Monte dei Paschi au pied du mur pour son augmentation de capital

La banque italienne ne confirme pas les 5 milliards évoqués dans la presse mais assure vouloir tenir ses engagements financiers en 2014
Amélie Laurin

Banca Monte dei Paschi di Siena (MPS) va devra sortir du bois. Sauvée l’an dernier par les pouvoirs publics, la banque italienne a implicitement reconnu hier qu’elle pourrait lever davantage que les trois milliards d’euros prévus. Sans confirmer les 5 milliards d’euros évoqués lundi soir par l’agence de presse italienne Ansa, MPS a déclaré qu’elle évalue actuellement le montant qui lui sera nécessaire: la troisième banque de la péninsule doit rembourser cette année ses 4,1 milliards d’euros d’aide publique, tout en prenant en compte la revue des actifs des banques européennes.

Sur ce volet, MPS est actuellement en discussions avec la Banque d’Italie. L’examen mené sous l’égide de la Banque centrale européenne a déjà conduit ses compatriotes UniCredit et Intesa SanPaolo à passer de lourdes provisions sur leurs portefeuilles de prêts. Le ratio de prêts non performants des banques italiennes atteint 8,5% en février, au haut depuis fin 1998, a annoncé hier l’association représentative du secteur.

Prévue en mai, l’augmentation de capital de MPS pourrait être repoussée à juin ou plus tard. Les marchés ont peu apprécié la demi-annonce d’hier. MPS a perdu jusqu’à 10% en séance, entraînant l’interdiction de la vente à découvert de ses titres. La capitalisation boursière avoisine 2,6 milliards d’euros, bien loin de ses 4,5 milliards d’euros de fonds propres tangibles (hors minoritaires). La banque affiche un ratio de fonds propres durs de 9,89%, mais de seulement 6,4% en appliquant totalement Bâle 3. «Les règles transitoires de Bâle 3 en 2014 offrent une vision très inexacte de la solidité du capital», écrit Alberto Cordara, analyste chez BoA-Merrill Lynch qui cite «les aides d’Etat comptabilisées dans les fonds propres de base», alors que les pertes sur les obligations souveraines disponibles à la vente (AFS) en sont «exclues».
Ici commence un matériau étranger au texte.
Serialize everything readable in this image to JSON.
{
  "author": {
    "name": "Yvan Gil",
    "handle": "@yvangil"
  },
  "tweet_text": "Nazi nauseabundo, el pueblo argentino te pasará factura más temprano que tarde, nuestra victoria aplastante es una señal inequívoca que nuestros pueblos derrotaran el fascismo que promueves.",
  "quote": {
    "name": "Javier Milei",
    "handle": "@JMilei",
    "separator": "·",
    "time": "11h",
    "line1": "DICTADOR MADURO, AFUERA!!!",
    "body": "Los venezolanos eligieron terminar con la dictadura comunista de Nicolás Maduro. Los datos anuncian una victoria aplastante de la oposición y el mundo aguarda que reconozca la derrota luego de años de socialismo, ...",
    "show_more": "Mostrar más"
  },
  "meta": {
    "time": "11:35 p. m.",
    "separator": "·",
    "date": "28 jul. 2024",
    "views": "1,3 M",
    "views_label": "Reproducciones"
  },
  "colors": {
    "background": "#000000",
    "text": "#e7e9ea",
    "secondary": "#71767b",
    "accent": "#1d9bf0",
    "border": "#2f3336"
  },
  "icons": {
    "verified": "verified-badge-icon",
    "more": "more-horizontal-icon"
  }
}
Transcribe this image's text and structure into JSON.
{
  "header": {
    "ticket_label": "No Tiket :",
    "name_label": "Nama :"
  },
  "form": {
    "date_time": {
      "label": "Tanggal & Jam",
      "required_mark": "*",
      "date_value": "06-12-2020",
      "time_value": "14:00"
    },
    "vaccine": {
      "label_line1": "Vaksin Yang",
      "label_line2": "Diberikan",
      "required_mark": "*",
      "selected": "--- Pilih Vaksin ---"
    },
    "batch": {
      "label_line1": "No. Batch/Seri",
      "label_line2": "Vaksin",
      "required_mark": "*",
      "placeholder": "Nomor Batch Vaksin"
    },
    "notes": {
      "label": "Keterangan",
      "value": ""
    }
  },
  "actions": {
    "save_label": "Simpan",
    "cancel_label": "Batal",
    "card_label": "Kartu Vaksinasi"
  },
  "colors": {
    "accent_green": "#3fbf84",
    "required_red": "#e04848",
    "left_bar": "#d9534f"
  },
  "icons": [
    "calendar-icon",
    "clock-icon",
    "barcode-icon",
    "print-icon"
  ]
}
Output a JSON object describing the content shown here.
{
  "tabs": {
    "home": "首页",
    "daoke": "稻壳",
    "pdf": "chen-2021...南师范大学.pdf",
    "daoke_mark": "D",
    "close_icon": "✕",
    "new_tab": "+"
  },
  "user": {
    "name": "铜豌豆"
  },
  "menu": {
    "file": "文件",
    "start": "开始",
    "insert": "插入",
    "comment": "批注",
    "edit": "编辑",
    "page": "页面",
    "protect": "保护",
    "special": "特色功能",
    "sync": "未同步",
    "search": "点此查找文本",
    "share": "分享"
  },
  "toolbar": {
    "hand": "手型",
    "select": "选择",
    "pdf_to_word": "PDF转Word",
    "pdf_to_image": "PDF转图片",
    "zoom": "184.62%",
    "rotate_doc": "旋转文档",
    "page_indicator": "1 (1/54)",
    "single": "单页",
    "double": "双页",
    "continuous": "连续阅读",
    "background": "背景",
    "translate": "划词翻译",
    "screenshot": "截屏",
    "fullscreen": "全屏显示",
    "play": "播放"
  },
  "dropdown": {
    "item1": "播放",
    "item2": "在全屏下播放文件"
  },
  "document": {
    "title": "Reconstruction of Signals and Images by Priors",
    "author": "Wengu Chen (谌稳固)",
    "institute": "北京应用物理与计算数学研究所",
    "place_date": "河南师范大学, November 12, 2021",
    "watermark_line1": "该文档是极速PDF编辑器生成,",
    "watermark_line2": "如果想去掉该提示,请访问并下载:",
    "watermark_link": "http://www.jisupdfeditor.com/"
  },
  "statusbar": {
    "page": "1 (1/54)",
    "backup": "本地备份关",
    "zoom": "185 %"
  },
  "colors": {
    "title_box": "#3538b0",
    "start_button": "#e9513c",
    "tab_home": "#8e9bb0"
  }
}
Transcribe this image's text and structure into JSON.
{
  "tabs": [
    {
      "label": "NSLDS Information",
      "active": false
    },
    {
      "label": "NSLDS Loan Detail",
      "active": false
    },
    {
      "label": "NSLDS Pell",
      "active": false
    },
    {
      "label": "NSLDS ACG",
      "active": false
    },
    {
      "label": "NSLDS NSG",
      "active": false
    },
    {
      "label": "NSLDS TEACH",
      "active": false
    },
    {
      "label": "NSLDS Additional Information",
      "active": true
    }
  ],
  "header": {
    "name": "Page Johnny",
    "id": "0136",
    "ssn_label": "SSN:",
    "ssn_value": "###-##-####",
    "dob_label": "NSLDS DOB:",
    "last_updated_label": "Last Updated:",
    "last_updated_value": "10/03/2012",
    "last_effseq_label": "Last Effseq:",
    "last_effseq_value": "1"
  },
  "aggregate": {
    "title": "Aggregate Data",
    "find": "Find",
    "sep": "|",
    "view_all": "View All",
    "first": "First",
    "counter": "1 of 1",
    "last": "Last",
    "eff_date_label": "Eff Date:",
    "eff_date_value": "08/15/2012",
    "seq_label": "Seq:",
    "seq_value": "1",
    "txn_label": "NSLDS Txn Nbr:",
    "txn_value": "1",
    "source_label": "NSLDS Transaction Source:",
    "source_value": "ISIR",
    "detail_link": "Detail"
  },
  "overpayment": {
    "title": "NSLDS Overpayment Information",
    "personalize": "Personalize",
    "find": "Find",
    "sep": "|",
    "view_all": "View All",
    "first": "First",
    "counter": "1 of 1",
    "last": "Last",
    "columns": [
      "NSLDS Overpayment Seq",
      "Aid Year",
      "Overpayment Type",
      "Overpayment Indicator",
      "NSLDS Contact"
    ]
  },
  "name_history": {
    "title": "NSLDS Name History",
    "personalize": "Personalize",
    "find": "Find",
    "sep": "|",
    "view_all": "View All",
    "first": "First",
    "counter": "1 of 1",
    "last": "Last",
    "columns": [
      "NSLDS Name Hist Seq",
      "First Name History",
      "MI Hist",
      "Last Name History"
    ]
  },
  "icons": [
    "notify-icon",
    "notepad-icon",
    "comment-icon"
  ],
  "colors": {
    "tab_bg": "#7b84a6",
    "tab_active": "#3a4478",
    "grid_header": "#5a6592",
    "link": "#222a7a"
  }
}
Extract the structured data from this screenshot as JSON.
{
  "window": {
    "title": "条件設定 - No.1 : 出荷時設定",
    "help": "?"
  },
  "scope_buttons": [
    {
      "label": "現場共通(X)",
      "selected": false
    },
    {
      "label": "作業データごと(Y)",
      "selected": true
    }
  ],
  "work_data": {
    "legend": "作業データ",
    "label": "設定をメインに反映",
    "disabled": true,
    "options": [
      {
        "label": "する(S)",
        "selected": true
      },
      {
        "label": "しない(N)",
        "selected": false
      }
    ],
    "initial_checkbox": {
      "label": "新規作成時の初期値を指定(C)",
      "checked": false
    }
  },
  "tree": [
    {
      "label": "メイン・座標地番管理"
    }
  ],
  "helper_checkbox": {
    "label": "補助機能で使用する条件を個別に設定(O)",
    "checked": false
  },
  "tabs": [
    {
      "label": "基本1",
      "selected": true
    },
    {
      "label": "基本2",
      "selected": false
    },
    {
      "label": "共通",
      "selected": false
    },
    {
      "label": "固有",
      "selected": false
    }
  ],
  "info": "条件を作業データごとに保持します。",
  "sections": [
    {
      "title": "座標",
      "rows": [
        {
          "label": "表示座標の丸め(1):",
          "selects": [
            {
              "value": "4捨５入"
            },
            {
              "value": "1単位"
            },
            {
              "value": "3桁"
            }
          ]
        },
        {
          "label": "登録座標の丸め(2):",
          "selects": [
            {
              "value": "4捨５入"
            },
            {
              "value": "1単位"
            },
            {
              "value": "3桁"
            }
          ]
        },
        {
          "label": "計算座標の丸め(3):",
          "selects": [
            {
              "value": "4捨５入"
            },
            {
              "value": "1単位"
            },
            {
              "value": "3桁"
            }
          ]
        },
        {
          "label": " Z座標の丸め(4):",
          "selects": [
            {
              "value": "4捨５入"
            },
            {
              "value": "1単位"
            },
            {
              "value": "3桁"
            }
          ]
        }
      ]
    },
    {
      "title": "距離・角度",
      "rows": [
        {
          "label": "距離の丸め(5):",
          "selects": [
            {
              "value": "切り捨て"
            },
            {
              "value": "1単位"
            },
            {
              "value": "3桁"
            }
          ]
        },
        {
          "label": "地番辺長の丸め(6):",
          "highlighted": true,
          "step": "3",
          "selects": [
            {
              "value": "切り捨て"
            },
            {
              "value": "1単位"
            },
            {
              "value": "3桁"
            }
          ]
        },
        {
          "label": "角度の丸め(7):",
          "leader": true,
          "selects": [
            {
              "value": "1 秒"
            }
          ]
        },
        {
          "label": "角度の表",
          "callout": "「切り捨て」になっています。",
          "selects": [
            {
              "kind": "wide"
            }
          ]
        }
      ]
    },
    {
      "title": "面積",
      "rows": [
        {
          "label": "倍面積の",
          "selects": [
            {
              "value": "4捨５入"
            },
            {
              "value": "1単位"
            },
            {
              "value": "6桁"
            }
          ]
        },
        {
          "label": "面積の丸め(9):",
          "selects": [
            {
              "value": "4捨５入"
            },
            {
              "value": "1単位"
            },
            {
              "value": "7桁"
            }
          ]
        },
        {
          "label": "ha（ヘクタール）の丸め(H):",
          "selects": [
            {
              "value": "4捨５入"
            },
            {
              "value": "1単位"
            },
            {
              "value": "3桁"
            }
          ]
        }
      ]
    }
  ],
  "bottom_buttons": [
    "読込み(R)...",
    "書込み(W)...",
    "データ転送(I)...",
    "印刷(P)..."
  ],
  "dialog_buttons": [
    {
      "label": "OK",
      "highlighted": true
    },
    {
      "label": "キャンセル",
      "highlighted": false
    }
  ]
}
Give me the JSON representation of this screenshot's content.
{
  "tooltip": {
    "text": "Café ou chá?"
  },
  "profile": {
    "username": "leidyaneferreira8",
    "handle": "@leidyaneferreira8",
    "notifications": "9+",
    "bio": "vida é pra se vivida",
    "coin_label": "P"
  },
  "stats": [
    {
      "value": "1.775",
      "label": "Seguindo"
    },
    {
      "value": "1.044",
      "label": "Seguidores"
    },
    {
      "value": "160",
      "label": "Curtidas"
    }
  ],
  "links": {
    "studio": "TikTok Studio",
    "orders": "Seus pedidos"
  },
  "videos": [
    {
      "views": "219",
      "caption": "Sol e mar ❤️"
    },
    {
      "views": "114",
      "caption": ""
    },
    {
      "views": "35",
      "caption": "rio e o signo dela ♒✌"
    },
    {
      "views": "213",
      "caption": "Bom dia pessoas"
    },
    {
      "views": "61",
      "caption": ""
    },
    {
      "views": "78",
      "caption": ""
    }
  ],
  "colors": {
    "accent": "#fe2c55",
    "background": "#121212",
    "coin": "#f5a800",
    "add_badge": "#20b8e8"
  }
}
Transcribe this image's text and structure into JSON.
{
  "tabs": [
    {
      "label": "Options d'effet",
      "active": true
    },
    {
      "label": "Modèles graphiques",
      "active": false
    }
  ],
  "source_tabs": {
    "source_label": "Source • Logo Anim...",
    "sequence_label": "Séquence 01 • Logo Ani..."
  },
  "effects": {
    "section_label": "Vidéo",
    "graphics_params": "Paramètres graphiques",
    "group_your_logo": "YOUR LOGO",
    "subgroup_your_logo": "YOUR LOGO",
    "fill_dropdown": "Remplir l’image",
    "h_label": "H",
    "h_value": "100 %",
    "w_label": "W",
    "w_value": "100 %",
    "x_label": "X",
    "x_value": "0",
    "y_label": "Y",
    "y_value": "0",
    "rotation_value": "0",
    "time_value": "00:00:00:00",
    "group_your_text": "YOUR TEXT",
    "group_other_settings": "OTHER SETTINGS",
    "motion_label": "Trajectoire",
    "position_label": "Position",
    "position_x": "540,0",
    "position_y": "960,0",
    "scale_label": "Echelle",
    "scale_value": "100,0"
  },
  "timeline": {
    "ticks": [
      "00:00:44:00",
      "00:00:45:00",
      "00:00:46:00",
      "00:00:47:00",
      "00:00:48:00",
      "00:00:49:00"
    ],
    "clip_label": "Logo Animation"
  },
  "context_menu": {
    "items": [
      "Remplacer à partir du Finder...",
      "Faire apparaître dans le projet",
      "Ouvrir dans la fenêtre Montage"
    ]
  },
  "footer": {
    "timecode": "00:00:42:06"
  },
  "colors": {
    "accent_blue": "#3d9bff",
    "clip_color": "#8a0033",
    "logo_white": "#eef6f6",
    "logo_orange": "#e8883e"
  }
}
Eclaboussée par divers scandales, MPS devra convaincre les investisseurs également sollicités par ses compatriotes. Alors que la Banque d’Italie estime les besoins totaux du secteur entre 10 et 15 milliards d’euros, Banco Popolare vient de lever 1,5 milliard. L’américain BlackRock est devenu son premier actionnaire, rôle qu’il a endossé aussi depuis peu chez MPS (à 5,75%) et UniCredit. «L’appétit des investisseurs pour l’Italie est au plus haut niveau de ces dernières années (rétrécissement significatif des spreads souverains), bien que la reprise économique du pays doive encore se manifester concrètement», prévient BoA-Merrill Lynch.